С утра решила пойти в постерунок, — может, там что узнает. Не успела закрыть дверь, как во двор, запыхавшись, вбежал Андрейка.
— Я вас разыскиваю.
— Заходи. Где отец? — Она впилась глазами в его взволнованное лицо.
— Были ночью ихние. Они уже на Рутке стоят. Пани Софья, — едва перевел он дух, — что в селе творится!
— А что?
— Гонят в поле, на жатву. А кто не идет — у того семена забирают… Сам управляющий… С ними полицаи…
«Вон как запел граф! Экзекуцию учинил. Приспешников своих напустил на людей… Ну, ну, граф! Напрасно пренебрегаешь людской обидой. Выйдет она тебе боком. А семена надо спасать… Не отдать, — забилась мысль, — одни крестьяне едва ли смогут, мужчин мало…»
— Андрейка, — взяла она хлопца за плечи, — ты знаешь, где эта самая Рутка? Беги оповести наших…

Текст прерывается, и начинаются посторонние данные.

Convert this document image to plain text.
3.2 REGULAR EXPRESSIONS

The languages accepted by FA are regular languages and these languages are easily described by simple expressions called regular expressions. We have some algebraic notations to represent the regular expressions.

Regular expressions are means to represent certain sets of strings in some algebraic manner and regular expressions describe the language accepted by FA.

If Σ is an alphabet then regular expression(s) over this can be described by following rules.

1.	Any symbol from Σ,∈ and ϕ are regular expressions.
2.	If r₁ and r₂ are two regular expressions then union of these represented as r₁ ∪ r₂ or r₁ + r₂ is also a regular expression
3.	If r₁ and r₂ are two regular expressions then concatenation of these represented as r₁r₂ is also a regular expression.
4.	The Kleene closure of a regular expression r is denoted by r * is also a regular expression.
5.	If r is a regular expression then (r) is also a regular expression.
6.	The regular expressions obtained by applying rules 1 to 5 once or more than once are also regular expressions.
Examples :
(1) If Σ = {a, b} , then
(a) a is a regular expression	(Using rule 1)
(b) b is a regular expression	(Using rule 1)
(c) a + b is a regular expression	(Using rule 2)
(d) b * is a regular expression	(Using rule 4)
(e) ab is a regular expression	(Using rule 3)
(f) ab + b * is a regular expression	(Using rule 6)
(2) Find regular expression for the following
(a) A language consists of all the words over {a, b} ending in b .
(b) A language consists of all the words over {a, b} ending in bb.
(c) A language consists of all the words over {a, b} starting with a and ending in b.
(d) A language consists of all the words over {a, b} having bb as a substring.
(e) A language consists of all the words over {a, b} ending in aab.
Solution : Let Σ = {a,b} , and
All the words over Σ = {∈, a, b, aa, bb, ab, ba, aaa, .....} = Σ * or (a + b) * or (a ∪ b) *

— Может, на коне? Скорее будет…
Смотрел на нее, кивал: понимаю, мол, все понимаю. А Софье хотелось прижать к себе мальчика, поцеловать в голубые глаза. Но это длилось мгновенье, одну-единственную минутку, а может, и совсем не было, потому что сразу оторвала руки от его плеч, отступила.
— Беги, Андрейка!
— Пусть прямо сюда? — спросил он.
— Да.
Послышались шаги под окнами, отдалились, замерли. «Вот тебе и «избегайте вооруженных стычек», — вспомнила она разговор с секретарем окружкома. — Жизнь сама подсказывает… Скорее бы уж эта воля… Да и он, Степан, скорее бы вернулся… Да что это я? Такое время и… Лучше бы я была с ними там, в лесу, на Рутке. Но нет, сиди, Софья, следи, делай вид, что верой и правдой служишь панам! Так надо… Это тоже борьба. Скорее бы уже! Надо сказать девчатам, чтобы флаги вышивали».
Чарнецкого била лихорадка. Другой день он в Глуше, и другой день душа его не на месте. Подумать только! Какое-то быдло, бездельники посягают на его кровное, его поместье, его родовитость… Что же случилось? Что изменилось в тебе, мир? Власть? Нет. Как-никак, а их, панское, сверху. Много чего изменилось с тех пор, когда шляхта безраздельно господствовала «од можа до можа». Впрочем, ей есть еще чем гордиться. Есть на чем разгуляться и откуда взять. Что же тогда делается? Люди, лентяи, другими стали или что? Ведь они когда-то перед ним ползали. Когда… Когда был молодым, крепким… Духа его боялись… Что же случилось, что проглядели они — короли, президенты, премьеры, помещики? Что и как?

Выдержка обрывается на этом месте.